Rosalyn is an award winning Indigenous writer, ethnobotanist and environmental activist with a BA in physics and a PhD in environmental history. She works to revitalize Indigenous & traditional ecological knowledge (TEK), to address environmental justice & the climate crisis within Indigenous communities, and to strengthen public policy for Indigenous languages. Dr. LaPier is an enrolled member of the Blackfeet Tribe of Montana and Métis.
The solstice is a regular and predictable astronomical event that occurs each year near December or June 21st. It marks the moment when the sun appears farthest away from the earth’s northern hemisphere and closest to the southern hemisphere, or vice versa. And it appears that the “sun stands still,” thus its Latin meaning.

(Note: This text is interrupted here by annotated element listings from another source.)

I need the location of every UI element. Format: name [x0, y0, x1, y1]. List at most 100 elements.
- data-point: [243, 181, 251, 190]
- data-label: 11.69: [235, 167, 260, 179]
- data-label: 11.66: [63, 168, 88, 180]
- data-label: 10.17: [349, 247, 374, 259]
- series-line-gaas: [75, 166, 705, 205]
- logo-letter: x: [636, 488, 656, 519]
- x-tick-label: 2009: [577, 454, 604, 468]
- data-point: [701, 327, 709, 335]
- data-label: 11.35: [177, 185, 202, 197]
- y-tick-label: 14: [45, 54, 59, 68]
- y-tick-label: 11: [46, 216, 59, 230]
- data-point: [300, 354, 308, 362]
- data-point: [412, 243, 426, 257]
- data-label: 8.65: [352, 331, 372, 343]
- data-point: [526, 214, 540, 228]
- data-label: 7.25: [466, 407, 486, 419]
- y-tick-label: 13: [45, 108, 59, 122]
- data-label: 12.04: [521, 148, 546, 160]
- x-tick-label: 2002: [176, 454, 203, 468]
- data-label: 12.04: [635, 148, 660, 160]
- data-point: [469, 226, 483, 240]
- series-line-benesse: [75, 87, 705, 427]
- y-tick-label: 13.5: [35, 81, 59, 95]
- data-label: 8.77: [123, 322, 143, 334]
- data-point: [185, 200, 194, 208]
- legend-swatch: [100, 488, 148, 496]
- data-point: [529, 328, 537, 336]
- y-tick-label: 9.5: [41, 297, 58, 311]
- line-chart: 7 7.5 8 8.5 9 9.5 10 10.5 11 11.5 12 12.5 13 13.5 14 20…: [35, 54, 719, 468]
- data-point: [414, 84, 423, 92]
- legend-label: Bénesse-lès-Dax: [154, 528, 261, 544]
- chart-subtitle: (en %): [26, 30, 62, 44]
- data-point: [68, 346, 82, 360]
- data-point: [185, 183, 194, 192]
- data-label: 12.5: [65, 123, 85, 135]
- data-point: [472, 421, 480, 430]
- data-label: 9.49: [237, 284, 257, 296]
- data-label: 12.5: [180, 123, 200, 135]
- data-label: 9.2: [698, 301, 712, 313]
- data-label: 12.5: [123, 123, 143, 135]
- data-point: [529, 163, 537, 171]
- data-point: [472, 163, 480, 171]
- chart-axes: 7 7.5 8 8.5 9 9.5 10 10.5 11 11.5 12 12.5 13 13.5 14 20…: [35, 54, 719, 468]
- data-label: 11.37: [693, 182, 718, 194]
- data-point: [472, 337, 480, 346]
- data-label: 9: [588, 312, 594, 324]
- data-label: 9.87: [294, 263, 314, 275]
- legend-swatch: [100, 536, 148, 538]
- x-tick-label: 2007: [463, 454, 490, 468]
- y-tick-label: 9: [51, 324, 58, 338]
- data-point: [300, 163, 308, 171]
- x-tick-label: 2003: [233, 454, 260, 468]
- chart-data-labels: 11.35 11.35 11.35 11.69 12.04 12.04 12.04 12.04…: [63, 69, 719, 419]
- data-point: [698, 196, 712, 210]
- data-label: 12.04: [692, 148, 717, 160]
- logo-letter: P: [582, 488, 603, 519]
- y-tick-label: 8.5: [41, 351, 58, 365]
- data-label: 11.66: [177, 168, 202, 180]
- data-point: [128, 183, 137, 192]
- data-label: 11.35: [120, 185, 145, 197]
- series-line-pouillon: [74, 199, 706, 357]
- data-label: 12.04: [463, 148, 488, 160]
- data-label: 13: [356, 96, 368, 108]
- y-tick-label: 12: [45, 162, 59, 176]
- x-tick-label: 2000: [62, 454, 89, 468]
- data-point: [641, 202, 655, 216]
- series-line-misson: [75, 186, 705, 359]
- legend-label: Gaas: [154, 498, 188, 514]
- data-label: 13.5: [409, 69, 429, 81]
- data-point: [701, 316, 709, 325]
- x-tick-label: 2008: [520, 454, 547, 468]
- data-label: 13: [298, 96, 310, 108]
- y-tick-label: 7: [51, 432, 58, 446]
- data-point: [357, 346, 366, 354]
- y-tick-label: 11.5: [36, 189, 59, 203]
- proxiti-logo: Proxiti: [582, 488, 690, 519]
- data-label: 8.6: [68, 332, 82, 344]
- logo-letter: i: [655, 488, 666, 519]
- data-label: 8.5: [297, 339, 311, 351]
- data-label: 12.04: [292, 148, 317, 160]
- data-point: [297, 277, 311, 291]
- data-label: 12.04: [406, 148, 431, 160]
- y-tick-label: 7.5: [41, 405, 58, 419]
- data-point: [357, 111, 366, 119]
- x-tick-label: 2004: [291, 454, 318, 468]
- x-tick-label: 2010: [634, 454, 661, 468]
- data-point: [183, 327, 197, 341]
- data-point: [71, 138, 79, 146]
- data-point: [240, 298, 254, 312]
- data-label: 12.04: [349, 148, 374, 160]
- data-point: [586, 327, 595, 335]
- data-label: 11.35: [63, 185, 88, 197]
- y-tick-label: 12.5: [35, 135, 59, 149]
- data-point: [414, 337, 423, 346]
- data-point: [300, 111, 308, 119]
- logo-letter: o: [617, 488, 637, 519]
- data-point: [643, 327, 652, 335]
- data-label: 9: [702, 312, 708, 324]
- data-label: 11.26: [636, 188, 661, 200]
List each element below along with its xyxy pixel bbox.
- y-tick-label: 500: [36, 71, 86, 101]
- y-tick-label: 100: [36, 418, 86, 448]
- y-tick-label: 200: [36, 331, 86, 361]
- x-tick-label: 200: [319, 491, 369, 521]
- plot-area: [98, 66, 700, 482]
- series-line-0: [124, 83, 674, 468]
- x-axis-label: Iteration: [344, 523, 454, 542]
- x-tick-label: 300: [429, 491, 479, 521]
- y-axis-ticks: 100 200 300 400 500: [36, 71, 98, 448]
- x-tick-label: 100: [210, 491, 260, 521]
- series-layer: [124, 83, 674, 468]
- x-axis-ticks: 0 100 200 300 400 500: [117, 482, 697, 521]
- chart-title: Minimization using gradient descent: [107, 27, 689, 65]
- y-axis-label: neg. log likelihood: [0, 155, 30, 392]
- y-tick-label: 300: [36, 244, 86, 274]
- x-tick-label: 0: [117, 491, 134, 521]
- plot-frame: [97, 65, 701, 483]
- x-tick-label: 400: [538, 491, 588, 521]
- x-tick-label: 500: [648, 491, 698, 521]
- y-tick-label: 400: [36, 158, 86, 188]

The solstice is not just a celestial event, it also marks the changing of seasons, from fall to winter, or spring to summer.
I am interested in learning how Indigenous people understood the natural world, especially their relationship with plants. Plants were part of their everyday lives, from food and medicine, to materials used for clothing or building homes. Indigenous people had to understand the lives of plants, whether they were agricultural, pastoral, or hunter/gatherers. They did this, in part, by knowing astronomy.
Some Indigenous people attached religious meaning to celestial events.
Scholars theorize that Indigenous people probably held religious rituals to celebrate the solstice, such as the Indigenous peoples of Cahokia, an ancient city that existed from 600 to 1350 CE near present day St. Louis. They erected wooden posts arranged in a large circle that is now called “Woodhenge.” This ceremonial structure aligned with celestial events including the solstice.
Whether it was ritualized or not, the solstice played an important role in the lives of Indigenous people and their understanding of the natural world.